Многие годы спустя Абу-Бакр услышит от Мухаммеда, в чьё пророческое избранничество сразу поверит и пойдет рядом с ним до конца дней его, преданный его имени и делу: "Ты надежен в братстве и мудр в советах, дружба с тобой - моё богатство".
К двум друзьям присоединится потом ещё третий, почти ровесник, Варга, брат Хадиджи. О чём он, Варга?! Как будто Мухаммед уже слышал в детстве о том же, о чём вскользь сказал Варга, - смутное, далёкое... в устах, кажется, матери: Некое единое Божество. И что в уединении с Ним - высшая страсть. Но тут появился Абу-Бакр, заговорили о купеческих делах, удаче, недавно выпавшей на долю Абу-Бакра: выгодно продал кожу и шерсть, вывезя их в тюках чёрных, белых и золотистых; привёз пестрые ткани, а также бусы, серьги и кольца, которые быстро раскупили. "Но зачем тебе столько золота и серебра? не то спросил, не то укорил его Варга. - Семьи у тебя нет, детьми не обзавёлся. На что думаешь деньги свои употребить?" Мухаммед и Абу-Бакр удивлённо слушали: куда тот клонит? "Мне тут недавно купец из Бизанса подзорную трубу предлагал, богатство бедного, говорит, - это гордое одиночество с подзорной трубой, много денег за неё просит, может, купишь?" "Куплю, чтобы подарить, тебе!" Кстати, так и поступил Абу-Бакр, и Варга до конца дней своих не расставался с подзорной трубой и всё время вглядывался в ночное небо, будто желая что-то увидеть там, разглядеть, дабы избавиться от некоего сомнения, но какого?! Так и умер с подзорной трубой в руках, лежал с ней, прижав к груди бездыханной.

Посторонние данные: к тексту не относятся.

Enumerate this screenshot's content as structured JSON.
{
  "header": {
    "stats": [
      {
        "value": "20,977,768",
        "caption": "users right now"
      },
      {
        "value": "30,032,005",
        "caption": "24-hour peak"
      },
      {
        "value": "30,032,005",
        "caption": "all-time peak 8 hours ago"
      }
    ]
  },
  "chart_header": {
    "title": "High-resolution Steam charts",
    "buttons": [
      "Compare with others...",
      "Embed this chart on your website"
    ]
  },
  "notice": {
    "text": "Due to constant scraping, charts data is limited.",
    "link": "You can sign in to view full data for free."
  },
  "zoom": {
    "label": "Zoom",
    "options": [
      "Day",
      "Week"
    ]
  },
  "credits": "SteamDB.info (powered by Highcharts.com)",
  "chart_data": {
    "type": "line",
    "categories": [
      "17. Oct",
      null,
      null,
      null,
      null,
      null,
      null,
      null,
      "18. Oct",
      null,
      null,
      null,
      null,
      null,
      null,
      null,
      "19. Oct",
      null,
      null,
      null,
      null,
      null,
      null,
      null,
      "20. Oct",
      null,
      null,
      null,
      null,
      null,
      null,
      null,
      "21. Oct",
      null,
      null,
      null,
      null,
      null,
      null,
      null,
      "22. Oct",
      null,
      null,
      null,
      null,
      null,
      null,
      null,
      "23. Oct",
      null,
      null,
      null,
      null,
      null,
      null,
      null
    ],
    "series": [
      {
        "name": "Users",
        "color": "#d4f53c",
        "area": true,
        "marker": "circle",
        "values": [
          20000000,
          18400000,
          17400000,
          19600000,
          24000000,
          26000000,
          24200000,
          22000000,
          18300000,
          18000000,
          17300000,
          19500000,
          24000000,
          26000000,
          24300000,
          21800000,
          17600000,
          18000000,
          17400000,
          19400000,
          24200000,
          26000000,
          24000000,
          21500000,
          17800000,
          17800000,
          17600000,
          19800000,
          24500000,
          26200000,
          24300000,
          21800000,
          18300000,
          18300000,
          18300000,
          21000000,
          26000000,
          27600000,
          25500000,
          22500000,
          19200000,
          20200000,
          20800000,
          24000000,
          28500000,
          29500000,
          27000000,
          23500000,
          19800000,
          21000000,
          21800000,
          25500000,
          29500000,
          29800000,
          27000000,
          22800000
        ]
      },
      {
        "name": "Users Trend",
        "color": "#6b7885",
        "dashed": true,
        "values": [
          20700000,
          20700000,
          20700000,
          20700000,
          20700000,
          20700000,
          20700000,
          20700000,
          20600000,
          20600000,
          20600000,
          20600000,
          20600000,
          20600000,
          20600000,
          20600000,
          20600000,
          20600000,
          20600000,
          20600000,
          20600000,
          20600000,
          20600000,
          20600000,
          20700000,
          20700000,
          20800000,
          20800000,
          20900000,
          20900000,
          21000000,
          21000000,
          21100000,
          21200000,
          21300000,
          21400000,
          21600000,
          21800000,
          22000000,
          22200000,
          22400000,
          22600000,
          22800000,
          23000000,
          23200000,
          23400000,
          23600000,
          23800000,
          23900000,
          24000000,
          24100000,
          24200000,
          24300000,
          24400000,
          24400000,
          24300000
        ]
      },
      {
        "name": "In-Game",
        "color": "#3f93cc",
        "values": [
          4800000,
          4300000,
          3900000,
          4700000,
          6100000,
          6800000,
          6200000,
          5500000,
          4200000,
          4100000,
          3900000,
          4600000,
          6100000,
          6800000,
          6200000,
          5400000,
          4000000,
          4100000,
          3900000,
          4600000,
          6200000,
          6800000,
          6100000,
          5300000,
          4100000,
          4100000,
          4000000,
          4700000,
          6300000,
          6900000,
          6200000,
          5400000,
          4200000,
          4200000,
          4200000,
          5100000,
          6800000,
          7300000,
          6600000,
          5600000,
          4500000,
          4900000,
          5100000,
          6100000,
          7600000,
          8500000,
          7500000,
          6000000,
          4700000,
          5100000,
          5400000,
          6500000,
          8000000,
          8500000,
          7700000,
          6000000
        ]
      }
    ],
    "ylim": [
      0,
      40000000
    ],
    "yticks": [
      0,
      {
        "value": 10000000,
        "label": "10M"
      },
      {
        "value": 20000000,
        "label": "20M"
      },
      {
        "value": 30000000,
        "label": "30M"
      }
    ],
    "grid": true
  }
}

...Мухаммед почувствовал однажды: что-то с ним неясное ему самому происходит, и оттого тревожно на душе. Говорил как-то с Хадиджой по-особенному, вроде он - шаир-поэт, который наделён, как думалось мекканцам, тайным даром придавать словам мелодию и благозвучие. Умолкнув, Мухаммед глянул затем отрешённо на нее, произнеся всего несколько строк, которые соединились, и - тайный смысл кто отгадает? Надо запомнить! Утром Хадиджа невзначай сказала про месяц, выставленный на любование. - Сочинила? - удивился Мухаммед.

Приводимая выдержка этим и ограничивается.